А Таня была до того пьяна, что не испугалась. Она решила, что надо бы заплакать, и так, чтобы старушка мать в соседней комнате услышала.
— Я милицию позову, — хныкала она. — Я Наденьке скажу.
Появилась старуха, повторяющая: “Витя! Витя!” — и Тане удалось принять вертикальное положение. Тут она начала обкладывать двух стариков матом таким, знаете, грубым и сильным голосом.
Может, кому и посчастливилось увидеть эту девушку где-то около двенадцати, бредущую по асфальту. Она то кусала руки, то громко хохотала, раскачиваясь на полусогнутых ногах из стороны в сторону.

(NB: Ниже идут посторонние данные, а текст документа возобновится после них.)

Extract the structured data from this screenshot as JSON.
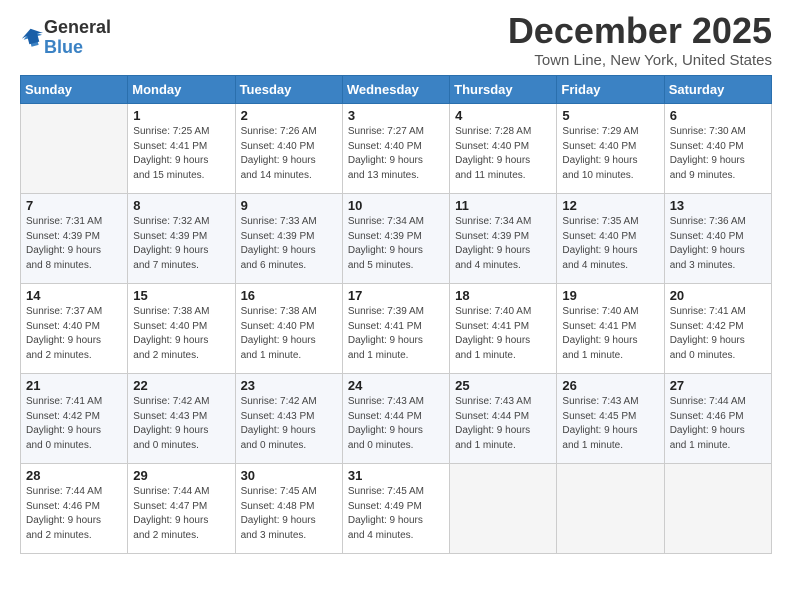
{
  "logo": {
    "general": "General",
    "blue": "Blue"
  },
  "header": {
    "month_year": "December 2025",
    "location": "Town Line, New York, United States"
  },
  "days_of_week": [
    "Sunday",
    "Monday",
    "Tuesday",
    "Wednesday",
    "Thursday",
    "Friday",
    "Saturday"
  ],
  "weeks": [
    [
      {
        "day": "",
        "info": ""
      },
      {
        "day": "1",
        "info": "Sunrise: 7:25 AM\nSunset: 4:41 PM\nDaylight: 9 hours\nand 15 minutes."
      },
      {
        "day": "2",
        "info": "Sunrise: 7:26 AM\nSunset: 4:40 PM\nDaylight: 9 hours\nand 14 minutes."
      },
      {
        "day": "3",
        "info": "Sunrise: 7:27 AM\nSunset: 4:40 PM\nDaylight: 9 hours\nand 13 minutes."
      },
      {
        "day": "4",
        "info": "Sunrise: 7:28 AM\nSunset: 4:40 PM\nDaylight: 9 hours\nand 11 minutes."
      },
      {
        "day": "5",
        "info": "Sunrise: 7:29 AM\nSunset: 4:40 PM\nDaylight: 9 hours\nand 10 minutes."
      },
      {
        "day": "6",
        "info": "Sunrise: 7:30 AM\nSunset: 4:40 PM\nDaylight: 9 hours\nand 9 minutes."
      }
    ],
    [
      {
        "day": "7",
        "info": "Sunrise: 7:31 AM\nSunset: 4:39 PM\nDaylight: 9 hours\nand 8 minutes."
      },
      {
        "day": "8",
        "info": "Sunrise: 7:32 AM\nSunset: 4:39 PM\nDaylight: 9 hours\nand 7 minutes."
      },
      {
        "day": "9",
        "info": "Sunrise: 7:33 AM\nSunset: 4:39 PM\nDaylight: 9 hours\nand 6 minutes."
      },
      {
        "day": "10",
        "info": "Sunrise: 7:34 AM\nSunset: 4:39 PM\nDaylight: 9 hours\nand 5 minutes."
      },
      {
        "day": "11",
        "info": "Sunrise: 7:34 AM\nSunset: 4:39 PM\nDaylight: 9 hours\nand 4 minutes."
      },
      {
        "day": "12",
        "info": "Sunrise: 7:35 AM\nSunset: 4:40 PM\nDaylight: 9 hours\nand 4 minutes."
      },
      {
        "day": "13",
        "info": "Sunrise: 7:36 AM\nSunset: 4:40 PM\nDaylight: 9 hours\nand 3 minutes."
      }
    ],
    [
      {
        "day": "14",
        "info": "Sunrise: 7:37 AM\nSunset: 4:40 PM\nDaylight: 9 hours\nand 2 minutes."
      },
      {
        "day": "15",
        "info": "Sunrise: 7:38 AM\nSunset: 4:40 PM\nDaylight: 9 hours\nand 2 minutes."
      },
      {
        "day": "16",
        "info": "Sunrise: 7:38 AM\nSunset: 4:40 PM\nDaylight: 9 hours\nand 1 minute."
      },
      {
        "day": "17",
        "info": "Sunrise: 7:39 AM\nSunset: 4:41 PM\nDaylight: 9 hours\nand 1 minute."
      },
      {
        "day": "18",
        "info": "Sunrise: 7:40 AM\nSunset: 4:41 PM\nDaylight: 9 hours\nand 1 minute."
      },
      {
        "day": "19",
        "info": "Sunrise: 7:40 AM\nSunset: 4:41 PM\nDaylight: 9 hours\nand 1 minute."
      },
      {
        "day": "20",
        "info": "Sunrise: 7:41 AM\nSunset: 4:42 PM\nDaylight: 9 hours\nand 0 minutes."
      }
    ],
    [
      {
        "day": "21",
        "info": "Sunrise: 7:41 AM\nSunset: 4:42 PM\nDaylight: 9 hours\nand 0 minutes."
      },
      {
        "day": "22",
        "info": "Sunrise: 7:42 AM\nSunset: 4:43 PM\nDaylight: 9 hours\nand 0 minutes."
      },
      {
        "day": "23",
        "info": "Sunrise: 7:42 AM\nSunset: 4:43 PM\nDaylight: 9 hours\nand 0 minutes."
      },
      {
        "day": "24",
        "info": "Sunrise: 7:43 AM\nSunset: 4:44 PM\nDaylight: 9 hours\nand 0 minutes."
      },
      {
        "day": "25",
        "info": "Sunrise: 7:43 AM\nSunset: 4:44 PM\nDaylight: 9 hours\nand 1 minute."
      },
      {
        "day": "26",
        "info": "Sunrise: 7:43 AM\nSunset: 4:45 PM\nDaylight: 9 hours\nand 1 minute."
      },
      {
        "day": "27",
        "info": "Sunrise: 7:44 AM\nSunset: 4:46 PM\nDaylight: 9 hours\nand 1 minute."
      }
    ],
    [
      {
        "day": "28",
        "info": "Sunrise: 7:44 AM\nSunset: 4:46 PM\nDaylight: 9 hours\nand 2 minutes."
      },
      {
        "day": "29",
        "info": "Sunrise: 7:44 AM\nSunset: 4:47 PM\nDaylight: 9 hours\nand 2 minutes."
      },
      {
        "day": "30",
        "info": "Sunrise: 7:45 AM\nSunset: 4:48 PM\nDaylight: 9 hours\nand 3 minutes."
      },
      {
        "day": "31",
        "info": "Sunrise: 7:45 AM\nSunset: 4:49 PM\nDaylight: 9 hours\nand 4 minutes."
      },
      {
        "day": "",
        "info": ""
      },
      {
        "day": "",
        "info": ""
      },
      {
        "day": "",
        "info": ""
      }
    ]
  ]
}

В конце мая от Нади пришло второе письмо:
“Я ничем не могу тебя порадовать. Сейчас мне кажется, что все рухнуло: все планы, вера в лучшее. Чем ближе подходил день маминого возвращения, тем сильнее нарастала в моей душе тревога: какой она придет и что будет дальше? Дома ей надо было создать такую обстановку, чтобы она не нервничала, а для этого я бабке строго-настрого запретила пить. Ох и намучилась я с ней за это время. Напьется до моего прихода, и тут хоть лупи не лупи — бесполезно. В день маминого возвращения я пошла в школу, сунула, как обычно, бабке кулак под нос: “Попробуй напейся!” Нынче эта фраза прозвучала более угрожающе. Когда вернулась, услышала мамин голос, и мне показалось, что она такая ласковая, домашняя, будто никуда не отлучалась. Посвежевшая, полненькая, только седины в волосах много. Рассказывала о жизни в тюрьме. Говорила, что собрала всю выдержку и ни с кем там не общалась. Незаметно целый день проговорили. А бабка уже успела купить две бутылки и одну опустошить. Я оскалила зубы, как собака, и втихаря подлетела к ней. Мама сказала, чтобы я не унижала ее подозрениями, что она очень много передумала обо всем там, когда мыслям была предоставлена полная свобода. Но под вечер она попросила у бабки выпить, и я поняла, что то, чего я так боялась, свершилось — все начинается сначала. До начала экзаменов пошли сумасшедшие дни, нервы мои натянулись до предела. Обе они напивались как хотели. Мама ушла к своему дружку, с которым ходила до ухода туда. Однажды, когда никого не было дома, а ключ от дома мы ей не дали, этот тип залез по балкону на наш, разбил стекло и вошел в квартиру. Опять музыка, пьянка. Голова моя пошла кругом. Я зашла в тупик. Что делать дальше, не знаю. Я-то думала, что она поедет к папе, подбодрит его, развеселит, как мы решили в день, когда она была трезвая. И куда делась ее свежесть? В эти дни она свернулась, как сухой лист. Под глазами морщины, работать не хочет. На почте алименты я придержала. Женщина сказала, что выдаст деньги мне, когда мы придем вместе, и пристыдит ее. Если эти деньги не попадут ко мне, то ни туфель, ни платья к выпускному не видать. Как там папочка? У него сейчас одна надежда на меня. В начале июля должен приехать Вася. И я не знаю, как быть. Ведь я должна быть у папы после выпускного бала. Скорей бы отделаться от школы и быть готовой к любым трудностям, лишь бы два этих человека были счастливы”.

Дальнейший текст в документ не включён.